Since my arrival to South Africa, the tension of being vs. doing has probably been the most obvious that I have encountered on a day to day basis. I get up and go to “work” each day at one of my local sites and there are many times during each of those days that I am not actually “working” in our typical North American definition of what it means to work. Maybe it’s a day I’m at the orphanage in Galeshewe and the babies are thoroughly enjoying their nap time, maybe I’m working with the home-based care group and I’m listening to an Ouma (Grandma) tell her story in Afrikaans where I can pick up every 5th word if it’s a good day. These times don’t seem to be nearly as productive as when I’m helping one of the babies learn to walk as we toddle across the room or when I can use my strength to off-road with a wheelchair to take another Ouma to the local clinic for a checkup. And yet, these times when I get to just be in the moment and take a breather to take it all in, to realize that just my presence or whatever small seemingly insignificant attempt at a conversation in Afrikaans I try, does mean something to the people I encounter during these days of “work”.

I think that sometimes in the States we make ourselves busy so that we don’t have to be alone with ourselves, so that we don’t have to make time for what can sometimes be awkward conversation with someone we don’t know, so that we can always “see” the product of whatever we were working on. I have often been guilty of focusing more on tasks than relationships or doing instead of being. At times, this is ok, sometimes even necessary. But, I’ve realized that this isn’t how I want to spend every day of my life. I would rather take the time to just be in a moment and to really focus on the people around me and not look only for what value they might have to me or the task I need to accomplish. This year, these tensions, are teaching me to be ok with not always having a concrete product to show for my days here – most days that would be impossible. They are teaching me that in the end making time for people, a smile or conversation or donation to their cause (and not necessarily financially), is more important to uniting us as a human race than for me to spend my days avoiding those I don’t know and only speaking philosophically about ways to understand one another.

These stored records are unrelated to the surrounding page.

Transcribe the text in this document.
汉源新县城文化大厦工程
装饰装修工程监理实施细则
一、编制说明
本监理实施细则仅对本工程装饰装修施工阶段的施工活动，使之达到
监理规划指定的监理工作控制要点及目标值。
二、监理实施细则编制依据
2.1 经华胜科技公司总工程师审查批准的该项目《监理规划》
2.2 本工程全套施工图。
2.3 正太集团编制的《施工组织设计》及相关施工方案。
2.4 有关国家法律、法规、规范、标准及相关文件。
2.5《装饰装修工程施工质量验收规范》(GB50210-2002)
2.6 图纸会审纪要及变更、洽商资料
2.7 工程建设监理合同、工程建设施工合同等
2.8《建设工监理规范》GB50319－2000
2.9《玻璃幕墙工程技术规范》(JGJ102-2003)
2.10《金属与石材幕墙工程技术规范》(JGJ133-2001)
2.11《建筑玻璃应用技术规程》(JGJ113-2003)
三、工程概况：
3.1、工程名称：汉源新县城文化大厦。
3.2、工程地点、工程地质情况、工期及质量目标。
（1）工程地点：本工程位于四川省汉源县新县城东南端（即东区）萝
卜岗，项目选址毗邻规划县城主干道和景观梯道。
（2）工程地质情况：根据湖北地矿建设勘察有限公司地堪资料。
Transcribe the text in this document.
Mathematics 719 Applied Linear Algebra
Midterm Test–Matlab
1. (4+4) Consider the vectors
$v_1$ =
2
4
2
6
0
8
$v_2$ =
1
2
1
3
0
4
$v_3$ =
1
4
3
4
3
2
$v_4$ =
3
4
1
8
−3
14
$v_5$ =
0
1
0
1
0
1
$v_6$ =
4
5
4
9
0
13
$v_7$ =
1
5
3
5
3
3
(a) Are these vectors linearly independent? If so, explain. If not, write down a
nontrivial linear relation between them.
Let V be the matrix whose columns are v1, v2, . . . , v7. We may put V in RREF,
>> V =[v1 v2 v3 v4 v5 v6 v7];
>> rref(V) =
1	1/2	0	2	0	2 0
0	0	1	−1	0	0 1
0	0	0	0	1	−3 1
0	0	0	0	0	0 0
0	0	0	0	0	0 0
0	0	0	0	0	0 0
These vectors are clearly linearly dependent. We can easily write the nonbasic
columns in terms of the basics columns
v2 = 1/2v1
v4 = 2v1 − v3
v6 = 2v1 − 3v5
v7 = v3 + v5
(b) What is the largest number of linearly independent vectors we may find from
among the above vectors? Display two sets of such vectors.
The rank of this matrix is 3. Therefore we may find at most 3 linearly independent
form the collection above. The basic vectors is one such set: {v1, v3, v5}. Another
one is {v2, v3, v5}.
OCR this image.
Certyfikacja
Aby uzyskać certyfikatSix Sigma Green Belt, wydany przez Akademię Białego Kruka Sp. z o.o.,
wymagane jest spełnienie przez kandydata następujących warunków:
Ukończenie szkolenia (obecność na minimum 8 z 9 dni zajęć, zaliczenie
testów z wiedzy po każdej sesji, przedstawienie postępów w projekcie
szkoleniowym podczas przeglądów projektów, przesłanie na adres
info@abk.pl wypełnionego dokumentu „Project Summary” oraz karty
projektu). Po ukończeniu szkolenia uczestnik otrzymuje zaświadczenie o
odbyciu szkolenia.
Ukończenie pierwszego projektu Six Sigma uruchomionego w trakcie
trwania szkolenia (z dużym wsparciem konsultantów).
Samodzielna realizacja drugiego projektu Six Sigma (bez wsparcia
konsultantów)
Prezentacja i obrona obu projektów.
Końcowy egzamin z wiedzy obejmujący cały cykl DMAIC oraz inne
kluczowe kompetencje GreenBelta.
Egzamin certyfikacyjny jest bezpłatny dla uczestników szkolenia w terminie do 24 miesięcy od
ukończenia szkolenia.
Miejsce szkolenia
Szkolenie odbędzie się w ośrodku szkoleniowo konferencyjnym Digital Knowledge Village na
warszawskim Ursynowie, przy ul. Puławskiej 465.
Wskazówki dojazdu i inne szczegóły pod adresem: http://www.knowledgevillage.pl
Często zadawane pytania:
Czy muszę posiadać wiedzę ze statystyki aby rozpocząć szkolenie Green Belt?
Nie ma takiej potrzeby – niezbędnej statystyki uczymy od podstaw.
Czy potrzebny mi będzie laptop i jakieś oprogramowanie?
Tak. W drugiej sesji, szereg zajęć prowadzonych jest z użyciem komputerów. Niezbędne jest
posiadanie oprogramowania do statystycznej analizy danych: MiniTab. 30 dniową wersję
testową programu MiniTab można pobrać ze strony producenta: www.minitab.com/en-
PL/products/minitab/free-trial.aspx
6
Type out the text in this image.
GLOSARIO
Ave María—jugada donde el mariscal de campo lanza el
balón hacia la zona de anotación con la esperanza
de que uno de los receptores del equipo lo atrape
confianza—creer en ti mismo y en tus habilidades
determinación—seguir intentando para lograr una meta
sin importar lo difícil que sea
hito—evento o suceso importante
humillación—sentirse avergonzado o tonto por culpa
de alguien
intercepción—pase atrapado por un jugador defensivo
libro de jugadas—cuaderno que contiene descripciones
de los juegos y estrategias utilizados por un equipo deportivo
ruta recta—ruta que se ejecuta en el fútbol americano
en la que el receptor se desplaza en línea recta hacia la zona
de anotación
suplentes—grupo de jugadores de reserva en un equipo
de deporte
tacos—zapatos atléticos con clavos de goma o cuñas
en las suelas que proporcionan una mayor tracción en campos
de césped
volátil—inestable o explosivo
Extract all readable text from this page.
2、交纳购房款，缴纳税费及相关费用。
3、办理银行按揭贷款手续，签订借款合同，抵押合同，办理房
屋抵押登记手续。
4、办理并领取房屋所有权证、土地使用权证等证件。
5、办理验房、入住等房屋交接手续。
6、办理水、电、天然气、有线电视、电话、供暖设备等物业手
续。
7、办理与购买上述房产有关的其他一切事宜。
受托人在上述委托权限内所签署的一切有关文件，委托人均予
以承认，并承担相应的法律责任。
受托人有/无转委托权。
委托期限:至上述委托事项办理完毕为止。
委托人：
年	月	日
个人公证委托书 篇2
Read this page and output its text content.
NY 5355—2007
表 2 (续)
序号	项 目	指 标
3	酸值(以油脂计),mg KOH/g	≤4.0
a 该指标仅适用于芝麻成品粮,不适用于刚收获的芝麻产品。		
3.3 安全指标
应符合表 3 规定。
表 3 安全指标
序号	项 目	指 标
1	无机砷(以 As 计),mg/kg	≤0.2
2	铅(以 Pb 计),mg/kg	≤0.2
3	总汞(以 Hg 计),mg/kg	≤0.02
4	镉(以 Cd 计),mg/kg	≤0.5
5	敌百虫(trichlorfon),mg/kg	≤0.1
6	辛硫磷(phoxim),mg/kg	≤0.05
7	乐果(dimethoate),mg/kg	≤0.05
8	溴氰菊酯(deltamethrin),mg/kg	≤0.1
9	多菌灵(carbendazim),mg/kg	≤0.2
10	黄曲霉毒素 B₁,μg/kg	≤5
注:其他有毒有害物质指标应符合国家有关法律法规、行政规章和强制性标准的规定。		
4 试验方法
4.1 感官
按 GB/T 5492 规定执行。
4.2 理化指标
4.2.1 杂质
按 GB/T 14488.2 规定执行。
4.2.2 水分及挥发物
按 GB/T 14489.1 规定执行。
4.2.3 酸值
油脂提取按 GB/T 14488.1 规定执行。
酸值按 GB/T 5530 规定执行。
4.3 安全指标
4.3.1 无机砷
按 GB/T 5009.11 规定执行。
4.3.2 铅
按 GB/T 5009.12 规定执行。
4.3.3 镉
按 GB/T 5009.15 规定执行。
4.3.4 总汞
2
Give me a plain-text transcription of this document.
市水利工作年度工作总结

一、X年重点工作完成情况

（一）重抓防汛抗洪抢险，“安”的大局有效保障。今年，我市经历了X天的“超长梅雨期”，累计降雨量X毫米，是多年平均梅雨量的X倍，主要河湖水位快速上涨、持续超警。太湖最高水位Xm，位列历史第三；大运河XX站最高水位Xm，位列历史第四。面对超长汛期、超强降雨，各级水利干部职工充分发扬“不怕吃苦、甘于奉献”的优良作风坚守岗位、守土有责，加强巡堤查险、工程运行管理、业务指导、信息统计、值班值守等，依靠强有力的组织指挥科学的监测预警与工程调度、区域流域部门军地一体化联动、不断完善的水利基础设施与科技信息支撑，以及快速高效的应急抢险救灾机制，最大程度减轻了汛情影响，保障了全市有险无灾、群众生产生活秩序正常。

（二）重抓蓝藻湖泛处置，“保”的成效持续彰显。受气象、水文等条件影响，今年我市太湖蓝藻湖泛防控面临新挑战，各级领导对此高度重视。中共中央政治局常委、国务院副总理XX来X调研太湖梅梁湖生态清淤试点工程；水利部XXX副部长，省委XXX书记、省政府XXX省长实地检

Tensions are a part of life. Even in our program so aptly named MUD. With all the rain we had that week in KZN, it would have been really easy to become fed up with being wet all the time. On the other hand, mixing rain with the dirt creates the very mud in which we all live our lives. Real life is muddy, messy, full of tension. How we choose to view those tensions, or to ignore them altogether, will shape the lessons we learn from life and those around us.

January 28, 2011. Welcome to the world, Lily. Thank you for all the lessons you are already teaching those around you, near and far. Rest in eternal peace, Mr. Baker. Thank you for all the lessons that you are continuing to teach us as we celebrate the life you lived.